3. Scalability – One of the biggest advantages of the cloud is the ability to scale service globally through the theoretical addition of new data centers. While this may sound easy, adding data centers and interconnecting them in such a way that service can be consistently accessible is not easy.Some cloud service providers that depend on third-party technology vendors to provide the service have a challenge. They must deploy and maintain the same version of that technology across all data centers or be faced with inconsistent features or operations between each data center. This can be very counter-productive to a company that depends on service consistency.
4. Security – Cloud security has been a much talked-about topic for many years. Extending the IT infrastructure outside of the physical confines of a corporate building can pose security challenges, both physically as well as in cyberspace. Over the past couple of years, however, business cloud service providers have made tremendous progress in securing the cloud environment for enterprises to confidently migrate to the cloud.The key to ensuring a secure cloud service environment is working with a service provider that can provide end-to-end security from endpoints (IP phones, desktops, and mobile devices) to secure broadband connections and secure cloud services themselves.
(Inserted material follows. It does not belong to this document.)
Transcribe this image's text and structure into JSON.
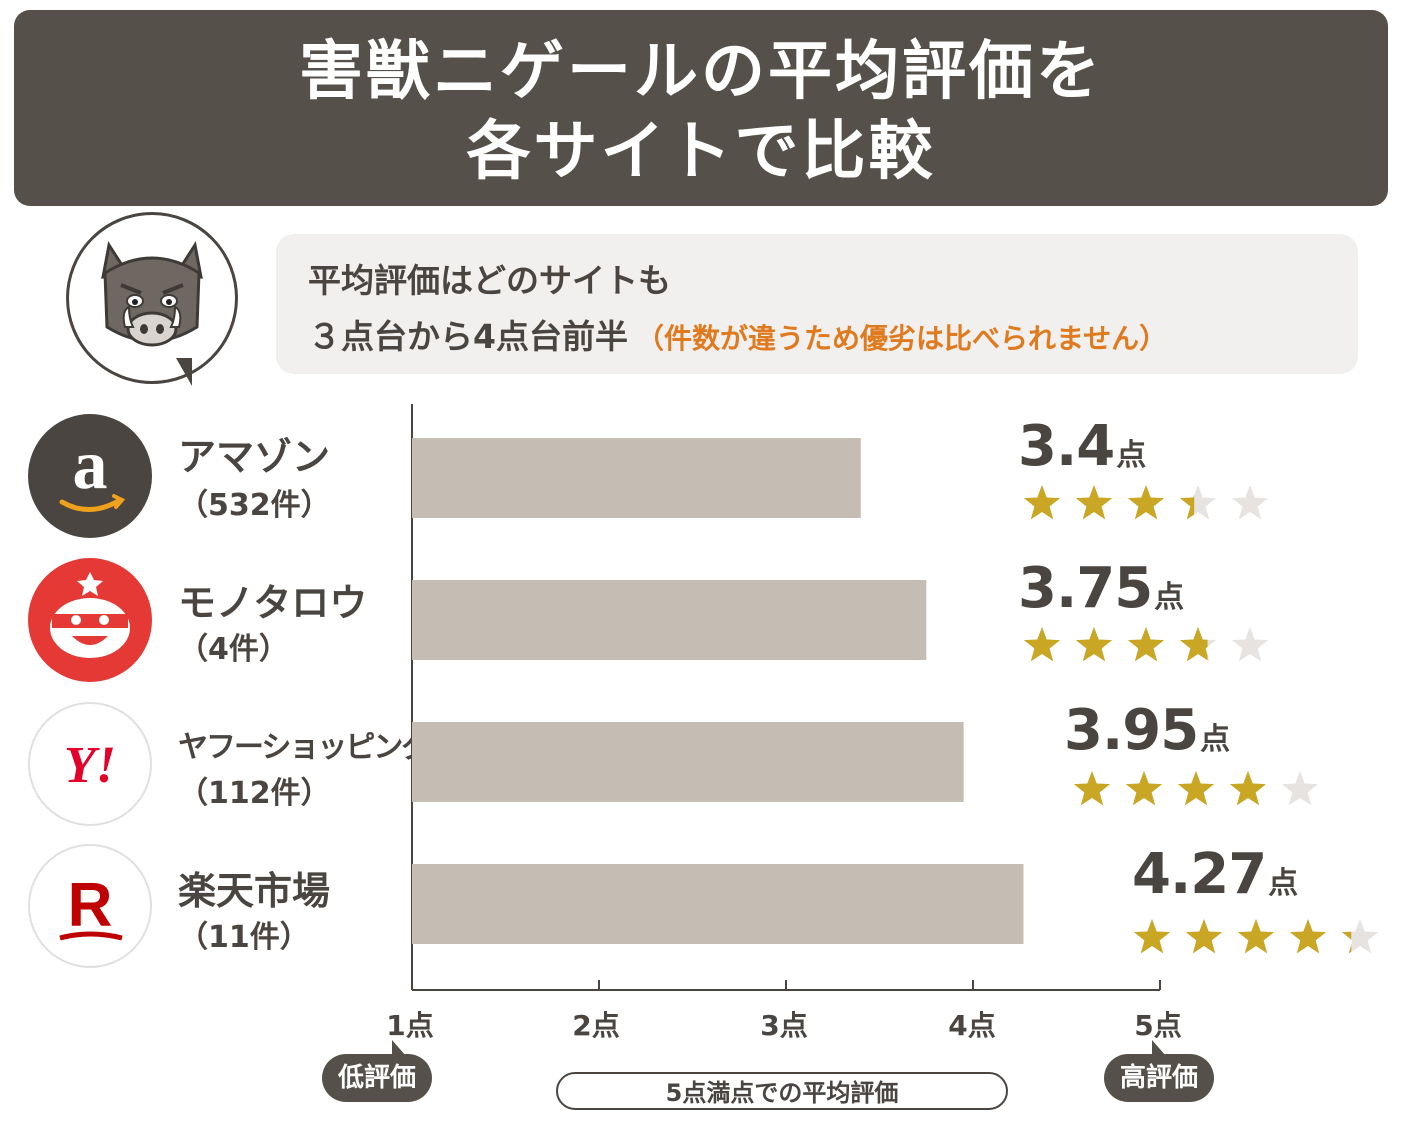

Be sure to check out our post on cloud security to learn even more about secure cloud computing.
5. Quality of Service (QoS) – Quality of Service is one of the most important cloud service attributes. It can negatively impact productivity for every employee in the company and it can occur instantaneously at any time without warning. Additionally, QoS may be impacted by external factors; more so in certain cloud service providers than others.As more IT services are moved to the cloud, interservice QoS issues will also become a more frequent occurrence, challenging even the best cloud service provider to be able to resolve. Third-party circuits, networking equipment, data center bandwidth, and scalable software architectures all play a role in determining QoS.
6. Service Level Agreement (SLA) – The SLA represents the actual legal “meat” behind all the service attributes. It is how the cloud service provider stands behind their service and exactly what guaranteed service levels it will deliver. The SLA should be reviewed for level and completeness in covering all service attributes listed here.
7. Support – Support is key when outsourcing your business-critical IT services to a cloud service provider. When an issue arises, getting fast and accurate support can have a major impact on your bottom line. Understanding the support escalation process is critical to resolving issues in a timely manner.
Final Thoughts
Migration of IT services to the cloud has become mainstream, as the benefits are substantial while the risks/challenges continue to be mitigated. However, all cloud service providers are not created equal (just like on-premise equipment providers). Indeed, there are many factors that differentiate cloud service providers that enterprises must consider to have a successful and pain-free migration and continued operation of cloud services.